Republicans blocked Clinton's appointment of Bill Lann Lee, among others, to head the Justice Department's Civil Rights Division on the grounds that he believed in enforcing the civil rights laws, so the Democrats have a free hand in finding Bush nominees objectionable, and there is plenty to object to in Bush's hard-right nominees.

None of them will be easy to derail. Ashcroft will be the hardest, given the courtesy normally given to former senators. Even some progressive senators admit privately that they expected all the Cabinet choices to be confirmed, except Chavez, whose appointment seemed a deliberate poke in the eye of organized labor even before it was disclosed that she had an undocumented Guatemalan woman in her house in 1993, disclosure of which forced her to withdraw from consideration for the labor secretary's position.

Unfortunately, the conduct of the Senate Democrats Jan. 6, when not a single senator would back up the Congressional Black Caucus' challenge of the Florida vote, does not bode well for the Democrats' willingness to stand up to the Republicans in Congress. That could stick in the craw of a lot of blacks and union members who provided Gore's winning margin -- and upon whom the Ds will depend in two years.

The next two years are not going to be easy. Republicans by bluff or blunder will be able to get some bad bills through, by tacking riders onto must-pass budget bills, if Democratic filibusters make them necessary. But Republicans will have to answer to the voters in two years, when 20 GOP senators will be up for election. As the Supreme Court noted, the Constitution does not provide for a popular vote for presidential electors. However, even Scalia must admit that the people still get to vote on members of Congress. In the meantime we'll find out how many of those Republicans really are moderates.

Call your congressional representative and your senators at 202-224-3121 or write them c/o the US Senate, Washington DC 20510 or the US House, Washington DC 20515. If they're Democrats, put some steel in their spine. Urge them not to compromise with these power grabbers. If your reps are Republican, tell them you're watching them closely.
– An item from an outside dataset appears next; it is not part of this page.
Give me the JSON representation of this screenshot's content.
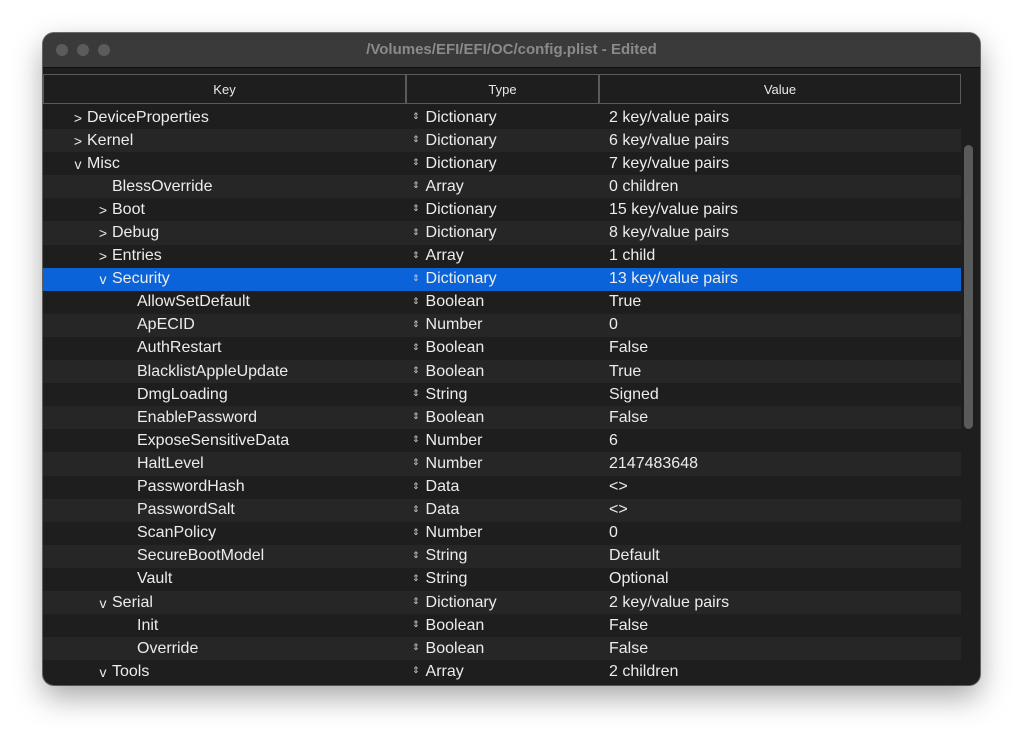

You might not have an impact on a Jesse Helms, or a Phil Gramm, but you might cause an Arlen Specter, Jim Jeffords or Olympia Snowe to think twice about voting for some of these right-wing schemes. You might also get corporate-minded "New Democrats" like John Breaux, Joe Lieberman or Bob Torricelli to think twice about providing "bipartisan" cover for those schemes.

Tell your Congress members and state legislators to support campaign finance reform, so that honest people can run for election without renting themselves to corporate donors, and instant runoff voting, so independent candidates can have an impact on elections without spoiling the chances of the next-best candidate. Now that Democrats have seen a general election "spoiled" by Nader's populist Greens, they might get some support for IRV from Republicans, who lost the previous two presidential elections due to Perot's populist Reformers. Also put in a plug for proportional representation, which allows minorities to elect legislators and members of Congress without resorting to gerrymandering.
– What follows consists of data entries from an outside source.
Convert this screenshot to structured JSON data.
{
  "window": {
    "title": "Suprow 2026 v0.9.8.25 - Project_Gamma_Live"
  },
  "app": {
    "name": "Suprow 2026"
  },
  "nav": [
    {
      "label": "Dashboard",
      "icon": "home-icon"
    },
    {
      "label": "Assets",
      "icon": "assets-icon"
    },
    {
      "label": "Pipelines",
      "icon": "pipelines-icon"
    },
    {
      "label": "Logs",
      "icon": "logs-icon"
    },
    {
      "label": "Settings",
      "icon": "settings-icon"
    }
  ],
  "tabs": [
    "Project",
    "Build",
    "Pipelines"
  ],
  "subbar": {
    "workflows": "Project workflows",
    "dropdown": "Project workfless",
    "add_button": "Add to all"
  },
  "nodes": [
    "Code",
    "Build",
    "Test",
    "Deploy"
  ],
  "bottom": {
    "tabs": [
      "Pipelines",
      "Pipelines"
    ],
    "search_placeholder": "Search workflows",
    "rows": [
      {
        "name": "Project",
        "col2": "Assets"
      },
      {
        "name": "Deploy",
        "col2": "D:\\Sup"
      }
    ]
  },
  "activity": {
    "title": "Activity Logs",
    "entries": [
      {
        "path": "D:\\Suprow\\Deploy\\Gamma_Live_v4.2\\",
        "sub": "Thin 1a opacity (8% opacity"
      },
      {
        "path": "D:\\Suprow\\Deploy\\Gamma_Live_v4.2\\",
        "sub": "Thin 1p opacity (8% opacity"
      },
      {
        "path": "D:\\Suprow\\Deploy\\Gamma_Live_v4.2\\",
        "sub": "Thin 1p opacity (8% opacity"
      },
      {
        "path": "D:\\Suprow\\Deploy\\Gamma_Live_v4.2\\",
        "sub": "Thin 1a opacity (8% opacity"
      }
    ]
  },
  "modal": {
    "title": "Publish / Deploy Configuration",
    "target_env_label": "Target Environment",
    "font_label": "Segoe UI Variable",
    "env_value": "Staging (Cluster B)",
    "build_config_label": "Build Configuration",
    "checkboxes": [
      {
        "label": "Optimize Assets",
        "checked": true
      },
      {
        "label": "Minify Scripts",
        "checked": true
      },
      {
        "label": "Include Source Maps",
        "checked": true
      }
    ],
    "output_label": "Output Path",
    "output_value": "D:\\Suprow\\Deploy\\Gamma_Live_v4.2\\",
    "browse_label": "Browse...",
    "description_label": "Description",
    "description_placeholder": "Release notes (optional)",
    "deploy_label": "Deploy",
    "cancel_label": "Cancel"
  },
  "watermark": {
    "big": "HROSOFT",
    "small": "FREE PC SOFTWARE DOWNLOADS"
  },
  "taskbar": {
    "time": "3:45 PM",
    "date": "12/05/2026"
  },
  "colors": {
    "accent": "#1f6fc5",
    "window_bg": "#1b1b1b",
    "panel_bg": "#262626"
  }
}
Above all, don't let cynicism drive you away from the political process. When voter participation declines, Republicans win elections. And remember this palindrome: "Dubya won? No way, bud!"
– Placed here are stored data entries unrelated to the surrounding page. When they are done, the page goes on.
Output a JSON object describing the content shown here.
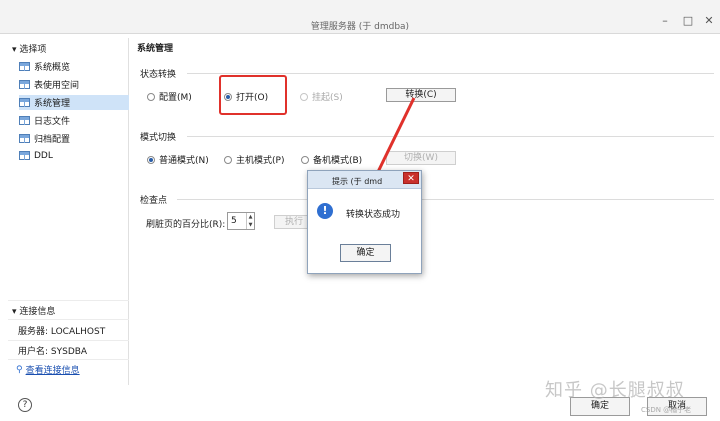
{
  "window": {
    "title": "管理服务器 (于 dmdba)"
  },
  "sidebar": {
    "section_header": "选择项",
    "items": [
      {
        "label": "系统概览"
      },
      {
        "label": "表使用空间"
      },
      {
        "label": "系统管理"
      },
      {
        "label": "日志文件"
      },
      {
        "label": "归档配置"
      },
      {
        "label": "DDL"
      }
    ],
    "connection_header": "连接信息",
    "server": "服务器: LOCALHOST",
    "user": "用户名: SYSDBA",
    "view_link": "查看连接信息"
  },
  "main": {
    "title": "系统管理",
    "state_group": {
      "label": "状态转换",
      "options": [
        "配置(M)",
        "打开(O)",
        "挂起(S)"
      ],
      "selected": "打开(O)",
      "button": "转换(C)"
    },
    "mode_group": {
      "label": "模式切换",
      "options": [
        "普通模式(N)",
        "主机模式(P)",
        "备机模式(B)"
      ],
      "selected": "普通模式(N)",
      "button": "切换(W)"
    },
    "checkpoint_group": {
      "label": "检查点",
      "field_label": "刷脏页的百分比(R):",
      "field_value": "5",
      "button": "执行"
    }
  },
  "dialog": {
    "title": "提示  (于 dmd",
    "message": "转换状态成功",
    "ok_button": "确定"
  },
  "footer": {
    "ok_button": "确定",
    "cancel_button": "取消",
    "help": "?"
  },
  "watermark": {
    "main": "知乎 @长腿叔叔",
    "sub": "CSDN @橘子老"
  },
  "colors": {
    "highlight": "#e0312b",
    "accent": "#2f6fd1",
    "selection": "#cfe3f8"
  }
}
Richard Winger of the Ballot Access News is one who reads the Supreme Court's Bush v. Gore decision as a victory for attempts to open up the ballot to minor parties. He writes in the Jan. 1 edition that the ruling on the equal protections clause will help to win lawsuits against states who refuse to tally write-in votes, or states which refuse to label candidates from other than the two main parties, or states which make it unreasonably difficult to get on the ballot, or place minor party candidates on the ballot in a confusing manner, or states which provide unequal treatment of voters at the polls. We think he is overly optimistic, but it is worth a try, if for no other reason than to show that the Bush v. Gore order was an ad hoc ruling that served no other purpose than to elevate the Gang of Five's favored candidate to the White House.